Read the PDF of our statement here.
Civil Rights Leaders Meet with Senate Democratic Leadership, Discuss Efforts to Combat Hate and Protect Civil Rights
Today, civil rights leaders met with Senate Minority Leader Charles Schumer (D-N.Y.) and other members of the Democratic caucus to discuss post-Charlottesville efforts to combat hate and protect civil rights. The groups participating in the meeting, convened at the request of Leader Schumer, included The Leadership Conference on Civil and Human Rights; Anti-Defamation League; Lawyers’ Committee for Civil Rights Under Law; Human Rights Campaign; MALDEF; Muslim Advocates; NAACP Legal Defense and Educational Fund, Inc.; and the Southern Poverty Law Center.
Among the topics discussed were: the rise of domestic hate groups and white nationalist extremism; the increase in hate incidents and domestic terrorism around the United States fueled by racism and religious intolerance; the need to protect voting rights at the federal, state, and local level; the urgent need to protect Dreamers, and other issues concerning federal civil rights enforcement and policies, including congressional oversight of the executive branch.

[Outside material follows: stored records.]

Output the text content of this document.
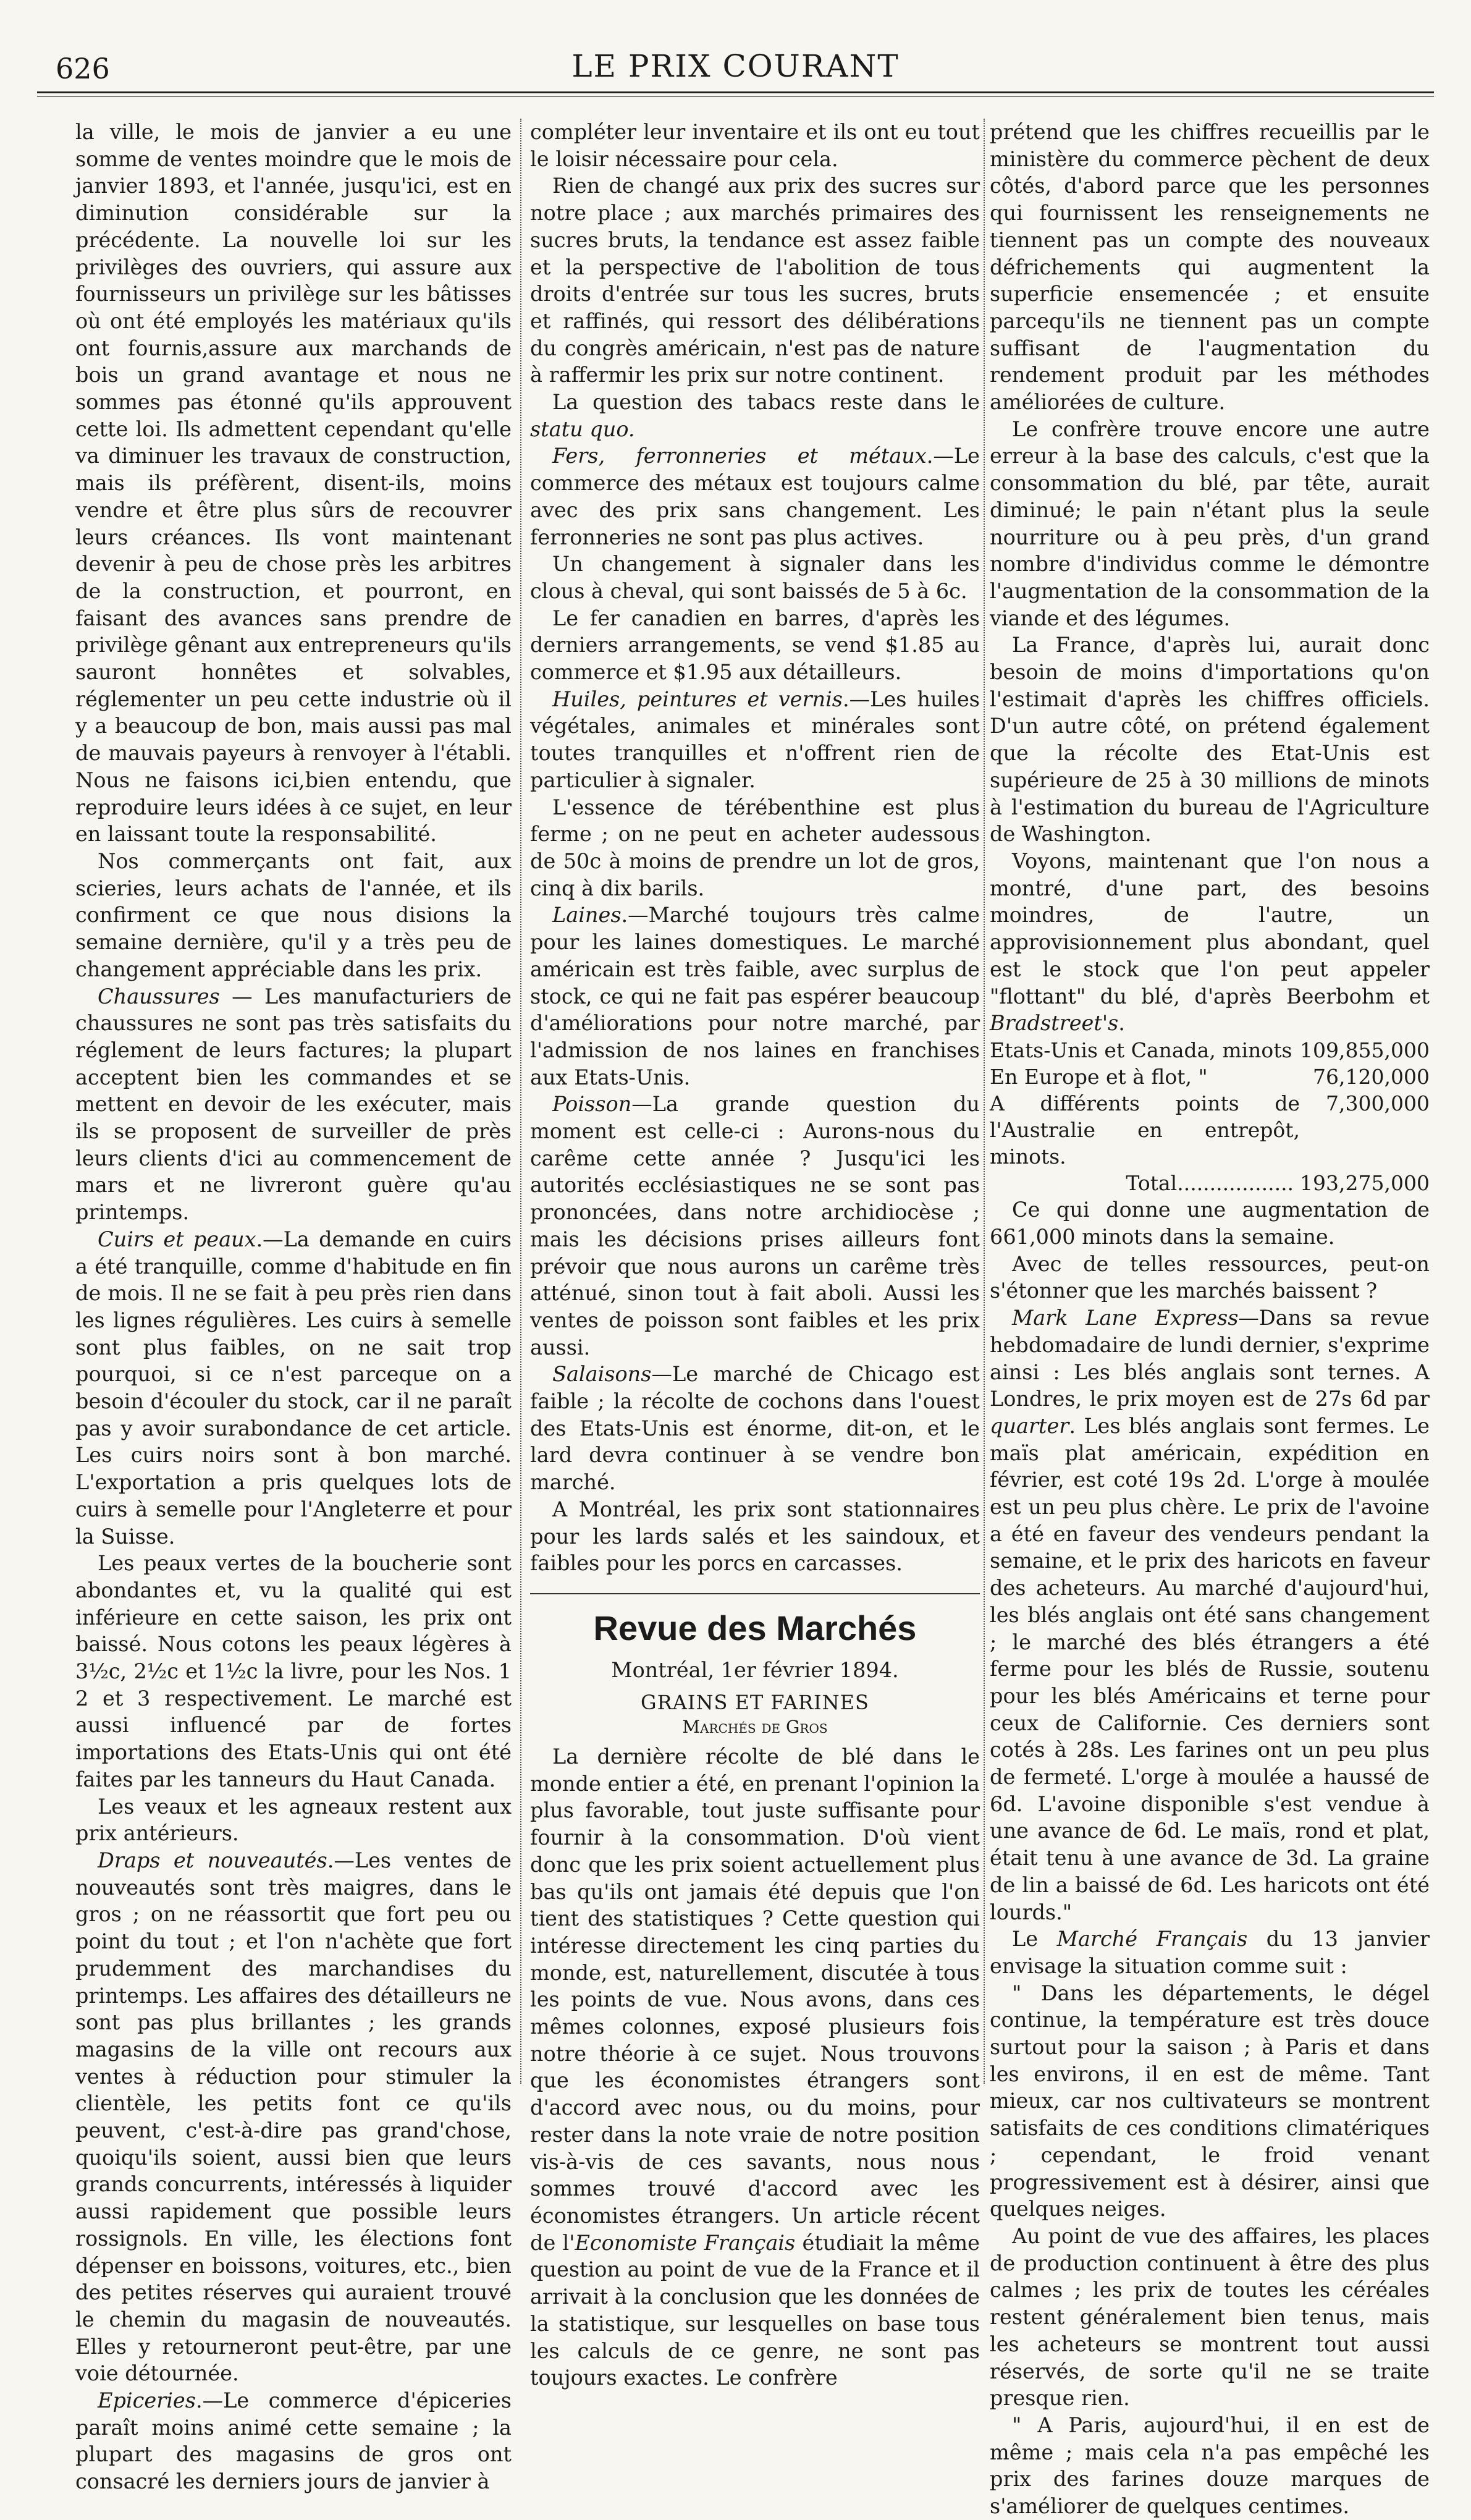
626	LE PRIX COURANT

la ville, le mois de janvier a eu une somme de ventes moindre que le mois de janvier 1893, et l'année, jusqu'ici, est en diminution considérable sur la précédente. La nouvelle loi sur les privilèges des ouvriers, qui assure aux fournisseurs un privilège sur les bâtisses où ont été employés les matériaux qu'ils ont fournis,assure aux marchands de bois un grand avantage et nous ne sommes pas étonné qu'ils approuvent cette loi. Ils admettent cependant qu'elle va diminuer les travaux de construction, mais ils préfèrent, disent-ils, moins vendre et être plus sûrs de recouvrer leurs créances. Ils vont maintenant devenir à peu de chose près les arbitres de la construction, et pourront, en faisant des avances sans prendre de privilège gênant aux entrepreneurs qu'ils sauront honnêtes et solvables, réglementer un peu cette industrie où il y a beaucoup de bon, mais aussi pas mal de mauvais payeurs à renvoyer à l'établi. Nous ne faisons ici,bien entendu, que reproduire leurs idées à ce sujet, en leur en laissant toute la responsabilité.

Nos commerçants ont fait, aux scieries, leurs achats de l'année, et ils confirment ce que nous disions la semaine dernière, qu'il y a très peu de changement appréciable dans les prix.

Chaussures — Les manufacturiers de chaussures ne sont pas très satisfaits du réglement de leurs factures; la plupart acceptent bien les commandes et se mettent en devoir de les exécuter, mais ils se proposent de surveiller de près leurs clients d'ici au commencement de mars et ne livreront guère qu'au printemps.

Cuirs et peaux.—La demande en cuirs a été tranquille, comme d'habitude en fin de mois. Il ne se fait à peu près rien dans les lignes régulières. Les cuirs à semelle sont plus faibles, on ne sait trop pourquoi, si ce n'est parceque on a besoin d'écouler du stock, car il ne paraît pas y avoir surabondance de cet article. Les cuirs noirs sont à bon marché. L'exportation a pris quelques lots de cuirs à semelle pour l'Angleterre et pour la Suisse.

Les peaux vertes de la boucherie sont abondantes et, vu la qualité qui est inférieure en cette saison, les prix ont baissé. Nous cotons les peaux légères à 3½c, 2½c et 1½c la livre, pour les Nos. 1 2 et 3 respectivement. Le marché est aussi influencé par de fortes importations des Etats-Unis qui ont été faites par les tanneurs du Haut Canada.

Les veaux et les agneaux restent aux prix antérieurs.

Draps et nouveautés.—Les ventes de nouveautés sont très maigres, dans le gros ; on ne réassortit que fort peu ou point du tout ; et l'on n'achète que fort prudemment des marchandises du printemps. Les affaires des détailleurs ne sont pas plus brillantes ; les grands magasins de la ville ont recours aux ventes à réduction pour stimuler la clientèle, les petits font ce qu'ils peuvent, c'est-à-dire pas grand'chose, quoiqu'ils soient, aussi bien que leurs grands concurrents, intéressés à liquider aussi rapidement que possible leurs rossignols. En ville, les élections font dépenser en boissons, voitures, etc., bien des petites réserves qui auraient trouvé le chemin du magasin de nouveautés. Elles y retourneront peut-être, par une voie détournée.

Epiceries.—Le commerce d'épiceries paraît moins animé cette semaine ; la plupart des magasins de gros ont consacré les derniers jours de janvier à

compléter leur inventaire et ils ont eu tout le loisir nécessaire pour cela.

Rien de changé aux prix des sucres sur notre place ; aux marchés primaires des sucres bruts, la tendance est assez faible et la perspective de l'abolition de tous droits d'entrée sur tous les sucres, bruts et raffinés, qui ressort des délibérations du congrès américain, n'est pas de nature à raffermir les prix sur notre continent.

La question des tabacs reste dans le statu quo.

Fers, ferronneries et métaux.—Le commerce des métaux est toujours calme avec des prix sans changement. Les ferronneries ne sont pas plus actives.

Un changement à signaler dans les clous à cheval, qui sont baissés de 5 à 6c.

Le fer canadien en barres, d'après les derniers arrangements, se vend $1.85 au commerce et $1.95 aux détailleurs.

Huiles, peintures et vernis.—Les huiles végétales, animales et minérales sont toutes tranquilles et n'offrent rien de particulier à signaler.

L'essence de térébenthine est plus ferme ; on ne peut en acheter audessous de 50c à moins de prendre un lot de gros, cinq à dix barils.

Laines.—Marché toujours très calme pour les laines domestiques. Le marché américain est très faible, avec surplus de stock, ce qui ne fait pas espérer beaucoup d'améliorations pour notre marché, par l'admission de nos laines en franchises aux Etats-Unis.

Poisson—La grande question du moment est celle-ci : Aurons-nous du carême cette année ? Jusqu'ici les autorités ecclésiastiques ne se sont pas prononcées, dans notre archidiocèse ; mais les décisions prises ailleurs font prévoir que nous aurons un carême très atténué, sinon tout à fait aboli. Aussi les ventes de poisson sont faibles et les prix aussi.

Salaisons—Le marché de Chicago est faible ; la récolte de cochons dans l'ouest des Etats-Unis est énorme, dit-on, et le lard devra continuer à se vendre bon marché.

A Montréal, les prix sont stationnaires pour les lards salés et les saindoux, et faibles pour les porcs en carcasses.

Revue des Marchés

Montréal, 1er février 1894.

GRAINS ET FARINES

Marchés de Gros

La dernière récolte de blé dans le monde entier a été, en prenant l'opinion la plus favorable, tout juste suffisante pour fournir à la consommation. D'où vient donc que les prix soient actuellement plus bas qu'ils ont jamais été depuis que l'on tient des statistiques ? Cette question qui intéresse directement les cinq parties du monde, est, naturellement, discutée à tous les points de vue. Nous avons, dans ces mêmes colonnes, exposé plusieurs fois notre théorie à ce sujet. Nous trouvons que les économistes étrangers sont d'accord avec nous, ou du moins, pour rester dans la note vraie de notre position vis-à-vis de ces savants, nous nous sommes trouvé d'accord avec les économistes étrangers. Un article récent de l'Economiste Français étudiait la même question au point de vue de la France et il arrivait à la conclusion que les données de la statistique, sur lesquelles on base tous les calculs de ce genre, ne sont pas toujours exactes. Le confrère

prétend que les chiffres recueillis par le ministère du commerce pèchent de deux côtés, d'abord parce que les personnes qui fournissent les renseignements ne tiennent pas un compte des nouveaux défrichements qui augmentent la superficie ensemencée ; et ensuite parcequ'ils ne tiennent pas un compte suffisant de l'augmentation du rendement produit par les méthodes améliorées de culture.

Le confrère trouve encore une autre erreur à la base des calculs, c'est que la consommation du blé, par tête, aurait diminué; le pain n'étant plus la seule nourriture ou à peu près, d'un grand nombre d'individus comme le démontre l'augmentation de la consommation de la viande et des légumes.

La France, d'après lui, aurait donc besoin de moins d'importations qu'on l'estimait d'après les chiffres officiels. D'un autre côté, on prétend également que la récolte des Etat-Unis est supérieure de 25 à 30 millions de minots à l'estimation du bureau de l'Agriculture de Washington.

Voyons, maintenant que l'on nous a montré, d'une part, des besoins moindres, de l'autre, un approvisionnement plus abondant, quel est le stock que l'on peut appeler "flottant" du blé, d'après Beerbohm et Bradstreet's.

Etats-Unis et Canada, minots	109,855,000
En Europe et à flot, "	76,120,000
A différents points de l'Australie en entrepôt, minots.	7,300,000
Total..................	193,275,000

Ce qui donne une augmentation de 661,000 minots dans la semaine.

Avec de telles ressources, peut-on s'étonner que les marchés baissent ?

Mark Lane Express—Dans sa revue hebdomadaire de lundi dernier, s'exprime ainsi : Les blés anglais sont ternes. A Londres, le prix moyen est de 27s 6d par quarter. Les blés anglais sont fermes. Le maïs plat américain, expédition en février, est coté 19s 2d. L'orge à moulée est un peu plus chère. Le prix de l'avoine a été en faveur des vendeurs pendant la semaine, et le prix des haricots en faveur des acheteurs. Au marché d'aujourd'hui, les blés anglais ont été sans changement ; le marché des blés étrangers a été ferme pour les blés de Russie, soutenu pour les blés Américains et terne pour ceux de Californie. Ces derniers sont cotés à 28s. Les farines ont un peu plus de fermeté. L'orge à moulée a haussé de 6d. L'avoine disponible s'est vendue à une avance de 6d. Le maïs, rond et plat, était tenu à une avance de 3d. La graine de lin a baissé de 6d. Les haricots ont été lourds."

Le Marché Français du 13 janvier envisage la situation comme suit :

" Dans les départements, le dégel continue, la température est très douce surtout pour la saison ; à Paris et dans les environs, il en est de même. Tant mieux, car nos cultivateurs se montrent satisfaits de ces conditions climatériques ; cependant, le froid venant progressivement est à désirer, ainsi que quelques neiges.

Au point de vue des affaires, les places de production continuent à être des plus calmes ; les prix de toutes les céréales restent généralement bien tenus, mais les acheteurs se montrent tout aussi réservés, de sorte qu'il ne se traite presque rien.

" A Paris, aujourd'hui, il en est de même ; mais cela n'a pas empêché les prix des farines douze marques de s'améliorer de quelques centimes.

The groups reiterated to senators that violent extremism has no place in America. The white supremacist rallies and hate-fueled violence around the country, marked by the recent events in Charlottesville, runs counter to the values that animate their organizations’ work. The groups noted that while bipartisan condemnation by lawmakers of the violence in Charlottesville was welcome and important, Congress also needs to reject policies that exclude and divide us as a nation and advance measures that combat hate as well as promote American values of inclusion, fairness, and justice.
The civil rights groups, through The Leadership Conference, had reached out in August to set up a similar meeting with the Republican congressional leadership. To date, neither Senator Majority Leader Mitch McConnell nor Speaker Paul Ryan have made themselves directly available for such a meeting. The civil rights leaders stand ready to meet with Republican leadership as the issues discussed today are not partisan but affect who we are and who we want to be as a country.
Civil rights leaders in today’s meeting included:
Vanita Gupta, president and CEO, The Leadership Conference on Civil and Human Rights
Jonathan A. Greenblatt, CEO, Anti-Defamation League
Chad Griffin, president, Human Rights Campaign
Kristen Clarke, president and executive director, Lawyers’ Committee for Civil Rights Under Law
Adam Fernandez, MALDEF
Farhana Khera, president and executive director, Muslim Advocates
Sherrilyn Ifill, president and director-counsel, NAACP Legal Defense and Educational Fund
Richard Cohen, president and CEO, Southern Poverty Law Center
Founded in 1940, the NAACP Legal Defense and Educational Fund, Inc. (LDF) is the nation’s first civil and human rights law organization and has been completely separate from the National Association for the Advancement of Colored People (NAACP) since 1957—although LDF was originally founded by the NAACP and shares its commitment to equal rights. LDF’s Thurgood Marshall Institute is a multi-disciplinary and collaborative hub within LDF that launches targeted campaigns and undertakes innovative research to shape the civil rights narrative. In media attributions, please refer to us as the NAACP Legal Defense Fund or LDF.